On section 7 of Chapter 2 of Mumford's Red Book, there is the following statement:
Suppose $X\stackrel{f}{\rightarrow}Y\stackrel{g}{\rightarrow}Z$ are morphisms of schemes, such that $g$ is of finite type, $f$ is surjective and $g\circ f$ is proper. Then $g$ is proper.
As I've said in my previous questions, I'm not quite familiar with algebraic geometry, and I can't figure out how to use the universally closure property together with the hypothesis about the surjectivity of $f$ to conclude that $g$ is proper. So, my question is, how to prove this.

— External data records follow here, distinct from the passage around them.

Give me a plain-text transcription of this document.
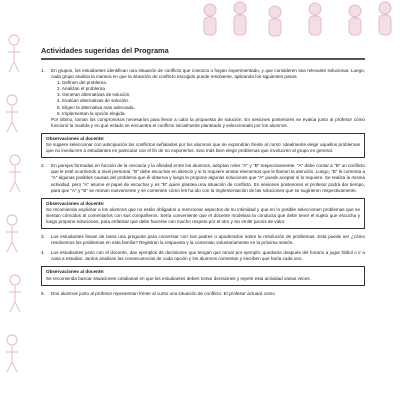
Actividades sugeridas del Programa
1.	En grupos, los estudiantes identifican una situación de conflicto que conozca o hayan experimentado, y que consideren sea relevante solucionar. Luego, cada grupo analiza la manera en que la situación de conflicto escogido puede resolverse, aplicando los siguientes pasos
1. Definen del problema.
2. Analizan el problema.
3. Generan alternativas de solución.
4. Evalúan alternativas de solución.
5. Eligen la alternativa más adecuada.
6. Implementan la opción elegida.
Por último, toman los compromisos necesarios para llevar a cabo la propuesta de solución. En sesiones posteriores se evalúa junto al profesor cómo funcionó la medida y en qué estado se encuentra el conflicto inicialmente planteado y seleccionado por los alumnos.
Observaciones al docente:
Se sugiere seleccionar con anticipación los conflictos señalados por los alumnos que se expondrán frente al curso. Idealmente elegir aquellos problemas que no involucren a estudiantes en particular con el fin de no exponerlos, sino más bien elegir problemas que involucren al grupo en general.
2.	En parejas formadas en función de la cercanía y la afinidad entre los alumnos, adoptan roles "A" y "B" respectivamente. "A" debe contar a "B" un conflicto que le esté ocurriendo a nivel personal. "B" debe escuchar en silencio y si lo requiere anotar elementos que le llamen la atención. Luego, "B" le comenta a "A" algunas posibles causas del problema que él observa y luego le propone algunas soluciones que "A" puede aceptar si lo requiere. Se realiza la misma actividad, pero "A" asume el papel de escuchar y es "B" quien plantea una situación de conflicto. En sesiones posteriores el profesor podrá dar tiempo, para que "A" y "B" se reúnan nuevamente y se comenten cómo les ha ido con la implementación de las soluciones que se sugirieron respectivamente.
Observaciones al docente:
Se recomienda explicitar a los alumnos que no están obligados a mencionar aspectos de su intimidad y que en lo posible seleccionen problemas que se sientan cómodos al comentarlos con sus compañeros. Sería conveniente que el docente modelara la conducta que debe tener el sujeto que escucha y luego propone soluciones, para enfatizar que debe hacerse con mucho respeto por el otro y sin emitir juicios de valor.
3.	Los estudiantes llevan de tarea una pregunta para conversar con sus padres o apoderados sobre la resolución de problemas. Esta puede ser ¿cómo resolvemos los problemas en esta familia? Registran la respuesta y la comentan voluntariamente en la próxima sesión.
4.	Los estudiantes junto con el docente, dan ejemplos de decisiones que tengan que tomar por ejemplo: quedarse después del horario a jugar fútbol o ir a casa a estudiar. Juntos analizan las consecuencias de cada opción y los alumnos comentan y escriben que haría cada uno.
Observaciones al docente:
Se recomienda buscar situaciones cotidianas en que los estudiantes deben tomar decisiones y repetir esta actividad varias veces.
5.	Dos alumnos junto al profesor representan frente al curso una situación de conflicto. El profesor actuará como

Thank you very much for your attention.
Given a base extension $Z'\rightarrow Z$ we want to prove that $g_{(Z')}:Y\times_ZZ'\rightarrow Z'$ is closed. Since surjectivity is preserved under base extension then the map $f\times 1_{Z'}:X\times_Z Z'\rightarrow Y\times_ZZ'$ is surjective implying that any closed subset of $Y\times_ZZ'$ is of the form $f\times 1_{Z'}(E)$ for some closed subset $E$ of $X\times_ZZ'$. The map $(g\circ f)_{(Z')}:X\times_ZZ'\rightarrow Z'$ is closed by the hypothesis on $g\circ f$. Now it is easy to see that $g_{(Z')}\circ(f\times 1_{Z'})=(g\circ f)_{(Z')}$ and from this and the remarks above it follows that $g_{(Z')}$ is closed.